Getting Kids Together With Nature

One theme on this last weekend of the Princeton Environmental Film Festival is how to bring nature back into children's lives on a more consistent basis. To understand what an extraordinary challenge this is, consider the story a teacher at a local daycare told me yesterday after one of the movies. The kids in the daycare were having ongoing fun playing in a mud puddle on the playground. They took delight in an earthworm and other creatures they found there. Then an inspector came and declared the puddle was a violation and had to be filled in. We think of accreditation as a comforting thing, and yet it comes at a price, paid by the kids themselves.
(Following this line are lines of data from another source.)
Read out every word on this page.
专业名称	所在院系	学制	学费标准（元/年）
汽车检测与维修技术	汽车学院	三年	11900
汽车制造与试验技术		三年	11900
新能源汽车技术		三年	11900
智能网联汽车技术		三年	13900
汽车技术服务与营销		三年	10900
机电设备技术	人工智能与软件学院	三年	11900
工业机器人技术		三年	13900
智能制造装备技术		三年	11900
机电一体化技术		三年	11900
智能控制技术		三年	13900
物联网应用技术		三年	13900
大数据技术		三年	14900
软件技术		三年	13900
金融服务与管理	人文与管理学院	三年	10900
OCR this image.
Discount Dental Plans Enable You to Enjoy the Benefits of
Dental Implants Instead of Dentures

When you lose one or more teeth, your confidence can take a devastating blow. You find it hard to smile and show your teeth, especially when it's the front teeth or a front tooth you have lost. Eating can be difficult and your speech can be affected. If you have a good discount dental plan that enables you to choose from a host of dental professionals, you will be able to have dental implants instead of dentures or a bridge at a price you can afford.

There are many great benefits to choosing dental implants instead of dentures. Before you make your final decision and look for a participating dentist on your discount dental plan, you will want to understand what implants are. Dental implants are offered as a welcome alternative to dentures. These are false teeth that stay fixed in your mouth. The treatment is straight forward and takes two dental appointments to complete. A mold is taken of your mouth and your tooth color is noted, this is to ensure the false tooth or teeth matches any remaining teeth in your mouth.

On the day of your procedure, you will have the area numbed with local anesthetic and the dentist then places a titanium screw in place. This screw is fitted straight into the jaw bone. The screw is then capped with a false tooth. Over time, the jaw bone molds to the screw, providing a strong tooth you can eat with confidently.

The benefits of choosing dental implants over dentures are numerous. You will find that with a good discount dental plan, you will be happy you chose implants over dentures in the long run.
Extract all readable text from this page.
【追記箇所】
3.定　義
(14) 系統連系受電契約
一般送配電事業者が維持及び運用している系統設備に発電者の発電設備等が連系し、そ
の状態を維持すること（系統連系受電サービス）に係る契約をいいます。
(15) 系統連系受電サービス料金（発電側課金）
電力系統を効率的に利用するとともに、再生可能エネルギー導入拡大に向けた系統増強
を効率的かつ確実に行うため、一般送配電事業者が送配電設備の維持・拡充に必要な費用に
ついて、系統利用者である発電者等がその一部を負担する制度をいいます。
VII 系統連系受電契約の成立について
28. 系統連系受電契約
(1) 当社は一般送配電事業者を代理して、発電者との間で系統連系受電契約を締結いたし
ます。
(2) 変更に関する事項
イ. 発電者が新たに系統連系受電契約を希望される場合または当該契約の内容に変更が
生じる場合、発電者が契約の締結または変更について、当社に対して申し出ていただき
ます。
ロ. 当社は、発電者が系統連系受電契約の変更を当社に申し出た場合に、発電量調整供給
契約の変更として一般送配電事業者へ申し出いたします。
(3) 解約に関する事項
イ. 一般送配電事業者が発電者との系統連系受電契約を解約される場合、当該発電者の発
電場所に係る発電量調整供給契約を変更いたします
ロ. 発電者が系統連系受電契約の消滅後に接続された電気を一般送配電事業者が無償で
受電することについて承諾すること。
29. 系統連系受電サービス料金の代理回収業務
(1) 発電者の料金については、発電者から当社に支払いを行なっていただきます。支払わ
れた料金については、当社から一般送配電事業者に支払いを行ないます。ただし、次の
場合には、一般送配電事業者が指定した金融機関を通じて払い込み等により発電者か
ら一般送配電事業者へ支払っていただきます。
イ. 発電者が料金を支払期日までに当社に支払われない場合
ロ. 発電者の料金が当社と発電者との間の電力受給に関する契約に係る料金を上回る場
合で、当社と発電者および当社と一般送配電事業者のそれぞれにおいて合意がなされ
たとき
The film we had just seen was "School's Out: Lessons from a Forest Kindergarten", about a Swiss "wald" kindergarten that is completely outdoors, rain or shine, winter or spring. The kids adapt to the weather, play in the woods, make stuff, learn to get along. While the American school system keeps kids indoors and cuts back on recess in order to launch young kids into academics, the Swiss wait until age seven to begin formally teaching reading, writing and math. By age ten, according to the movie, the Swiss kids have caught up. The closest thing in Princeton to this approach would be the Waldorf School. Other schools represented in the audience were the Princeton Learning Cooperative, which is based next to Herrontown Woods in Princeton, and a new school that is evolving out of programming at Hopewell's community center, called Hope and Wellness.

The movie provides a vivid contrast between American indoor education and the forest kindergarten approach that is offered as an option in areas of Europe. The film's trailer provides a good sense of it. By focusing on active outdoor play and learning, kids develop a core of skills that serve them well through the rest of their lives. Gross motor skills become much better developed, kids learn how to get along and problem-solve, and see nature as a source of wonder rather than something alien to fear. The expensive playgrounds we construct begin to look sterile and impoverished compared to a woods with its endless variety of leaf litter, trees to climb, and creeks to explore.

Other related events at the library this weekend are a child-oriented presentation on raingardens that includes a reading of Jared Rosebaum's The Puddle Garden (sounds like something that would get playground inspectors nervous), and two showings of Project Wild Thing, an excellent movie about a father who decides to become nature's marketing agent.